Tuesday, 18 August 2015

Some macro thoughts today

Some brief macro thoughts today...

Moody’s estimates - 1.5% for Europe this year and next year?  Sounds below trend to me (still): 



Globally, Moody's cuts US GDP forecast to 2.4% for 2015 and sees China's growth declining to 6% in following years.  Wonderfully lampooned below:


(h/t RANsquawk) 

Greece/Germany -  "In July, it was not a question of us throwing Greece out - that is a distortion, which was completely false," Wolfgang Schaeuble told German broadcaster ZDF, referring to July's initial agreement on a debt deal. "We did not lead Europe to a precipice."  (link here). 

Protesting too much in my view...

Greece other - Greece requires a further EUR 6.2bln, according to Sueddeutsche Zeitung.  Meanwhile in Athens, lawmakers are likely to call a confidence vote following a rebellion among the left-wing members of the ruling Syriza Party.

China - The People’s Bank of China tripled the amount of cash added to the financial system in its open-market operations, helping to ensure an adequate supply of funds as it supports the yuan following last week’s devaluation (link here). Technical but feels important 

The central bank conducted 120 billion yuan ($18.8 billion) of seven-day reverse-repurchase agreements, up from 40 billion yuan on Thursday, according to a statement on its website. That compares with 50 billion yuan of contracts that matured Tuesday and was the largest offering of reverse repos since late January 2014. The interest rate on Tuesday’s reverse repos was kept unchanged from last week at 2.5 percent. “As the PBOC tries to stabilize markets, keeping liquidity ample to ensure proper functioning in the domestic financial system is essential,”
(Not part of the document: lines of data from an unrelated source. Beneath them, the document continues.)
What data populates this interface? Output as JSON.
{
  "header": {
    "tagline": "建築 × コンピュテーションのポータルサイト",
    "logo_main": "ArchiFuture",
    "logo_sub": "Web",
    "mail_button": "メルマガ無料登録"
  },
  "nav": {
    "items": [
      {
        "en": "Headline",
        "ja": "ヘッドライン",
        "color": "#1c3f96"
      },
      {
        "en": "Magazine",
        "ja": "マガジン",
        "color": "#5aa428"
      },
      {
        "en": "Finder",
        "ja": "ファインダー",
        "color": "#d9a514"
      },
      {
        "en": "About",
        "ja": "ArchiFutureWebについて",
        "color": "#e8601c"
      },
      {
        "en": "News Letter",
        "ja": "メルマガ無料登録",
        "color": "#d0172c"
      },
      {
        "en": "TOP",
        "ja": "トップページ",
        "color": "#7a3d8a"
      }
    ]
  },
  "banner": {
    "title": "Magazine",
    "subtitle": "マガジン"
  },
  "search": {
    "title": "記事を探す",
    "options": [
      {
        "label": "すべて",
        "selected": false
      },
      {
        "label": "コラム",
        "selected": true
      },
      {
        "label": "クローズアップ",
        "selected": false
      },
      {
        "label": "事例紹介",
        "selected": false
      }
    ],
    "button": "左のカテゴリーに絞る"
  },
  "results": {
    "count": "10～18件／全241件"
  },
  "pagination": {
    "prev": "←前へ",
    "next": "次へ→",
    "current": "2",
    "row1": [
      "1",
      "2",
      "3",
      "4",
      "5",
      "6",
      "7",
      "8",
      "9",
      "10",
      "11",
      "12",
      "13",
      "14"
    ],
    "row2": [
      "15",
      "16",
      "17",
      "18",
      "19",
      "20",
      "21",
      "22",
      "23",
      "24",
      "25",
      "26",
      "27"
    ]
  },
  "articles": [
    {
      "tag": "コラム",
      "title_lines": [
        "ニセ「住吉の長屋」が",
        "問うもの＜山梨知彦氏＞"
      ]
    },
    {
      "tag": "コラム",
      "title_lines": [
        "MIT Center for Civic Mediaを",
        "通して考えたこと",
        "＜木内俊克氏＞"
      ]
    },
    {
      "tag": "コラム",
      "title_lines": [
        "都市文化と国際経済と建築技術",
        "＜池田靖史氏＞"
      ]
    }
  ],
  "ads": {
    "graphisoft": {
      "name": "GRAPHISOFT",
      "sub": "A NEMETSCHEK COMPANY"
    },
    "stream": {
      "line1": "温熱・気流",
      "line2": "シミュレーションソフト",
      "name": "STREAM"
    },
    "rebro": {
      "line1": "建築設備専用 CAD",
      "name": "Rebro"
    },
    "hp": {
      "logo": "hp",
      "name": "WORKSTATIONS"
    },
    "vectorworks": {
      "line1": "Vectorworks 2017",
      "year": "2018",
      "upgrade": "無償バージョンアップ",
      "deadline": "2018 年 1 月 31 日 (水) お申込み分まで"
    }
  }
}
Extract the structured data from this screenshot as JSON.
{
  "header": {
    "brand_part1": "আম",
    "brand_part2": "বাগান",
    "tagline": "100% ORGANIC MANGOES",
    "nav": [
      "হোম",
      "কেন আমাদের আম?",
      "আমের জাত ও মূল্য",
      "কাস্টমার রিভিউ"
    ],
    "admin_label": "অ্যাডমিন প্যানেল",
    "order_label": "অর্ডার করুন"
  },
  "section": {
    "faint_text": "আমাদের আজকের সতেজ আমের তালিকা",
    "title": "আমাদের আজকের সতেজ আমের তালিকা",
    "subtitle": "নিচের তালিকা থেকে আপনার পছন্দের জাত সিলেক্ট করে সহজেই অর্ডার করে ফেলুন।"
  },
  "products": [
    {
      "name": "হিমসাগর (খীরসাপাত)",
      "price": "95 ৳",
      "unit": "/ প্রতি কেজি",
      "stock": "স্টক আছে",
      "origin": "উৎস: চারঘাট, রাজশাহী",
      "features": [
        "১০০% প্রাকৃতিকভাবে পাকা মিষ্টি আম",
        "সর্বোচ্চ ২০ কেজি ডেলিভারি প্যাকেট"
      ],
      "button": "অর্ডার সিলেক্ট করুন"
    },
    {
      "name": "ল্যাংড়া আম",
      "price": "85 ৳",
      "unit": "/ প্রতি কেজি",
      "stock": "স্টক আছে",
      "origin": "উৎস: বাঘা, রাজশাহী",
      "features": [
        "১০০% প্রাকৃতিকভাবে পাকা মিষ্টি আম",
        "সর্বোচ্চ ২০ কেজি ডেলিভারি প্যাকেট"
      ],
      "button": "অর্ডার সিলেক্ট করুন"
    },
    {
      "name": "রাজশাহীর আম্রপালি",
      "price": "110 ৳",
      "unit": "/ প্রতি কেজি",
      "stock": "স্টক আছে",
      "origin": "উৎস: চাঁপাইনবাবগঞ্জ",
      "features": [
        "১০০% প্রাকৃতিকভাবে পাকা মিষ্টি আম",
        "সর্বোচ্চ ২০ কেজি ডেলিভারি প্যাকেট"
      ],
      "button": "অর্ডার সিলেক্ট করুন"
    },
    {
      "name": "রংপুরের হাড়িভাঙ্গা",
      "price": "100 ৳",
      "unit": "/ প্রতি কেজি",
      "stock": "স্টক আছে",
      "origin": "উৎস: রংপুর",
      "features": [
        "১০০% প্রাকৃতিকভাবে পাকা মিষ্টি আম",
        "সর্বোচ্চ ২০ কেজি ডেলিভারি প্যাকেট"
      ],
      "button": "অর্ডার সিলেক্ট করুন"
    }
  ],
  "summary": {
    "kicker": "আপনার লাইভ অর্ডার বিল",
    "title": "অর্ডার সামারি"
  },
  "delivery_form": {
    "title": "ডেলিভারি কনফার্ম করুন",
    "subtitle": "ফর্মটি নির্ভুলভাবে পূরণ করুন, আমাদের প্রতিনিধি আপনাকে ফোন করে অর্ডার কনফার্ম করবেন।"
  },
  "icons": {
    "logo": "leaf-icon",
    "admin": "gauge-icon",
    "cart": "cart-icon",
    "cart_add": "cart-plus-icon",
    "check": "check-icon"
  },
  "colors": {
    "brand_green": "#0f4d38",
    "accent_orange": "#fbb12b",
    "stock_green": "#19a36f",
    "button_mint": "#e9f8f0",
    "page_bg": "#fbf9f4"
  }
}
Chinese house prices - New home prices in 70 Chinese cities fell by an average 3.7% in July from a year earlier, the smallest contraction since December.  Also an interesting deviation between first, second and third tier property (I noticed this too from the IMF/China report insights - link here). 

(h/t @RealPhatDragon)

Chinese yuan – best news for the currency today: GS does not like it!!  Via Bloomberg

Goldman Sachs Group Inc. lowered its forecast for the yuan, saying China’s deepening economic slowdown will weaken the currency and increase volatility.

The yuan will decline to 6.60 per dollar in 12 months, and to 6.70 per dollar by the end of 2016, London-based strategist Kamakshya Trivedi wrote in a note Monday. The bank previously predicted the currency would trade at 6.15 per dollar and 6.20 by those dates, respectively. The yuan was little changed at 6.3947 Monday.

Meanwhile Chinese stock market volatility is back (well if the yuan has stopped falling for the time being then something else has to be volatile...).  Still not easy conditions.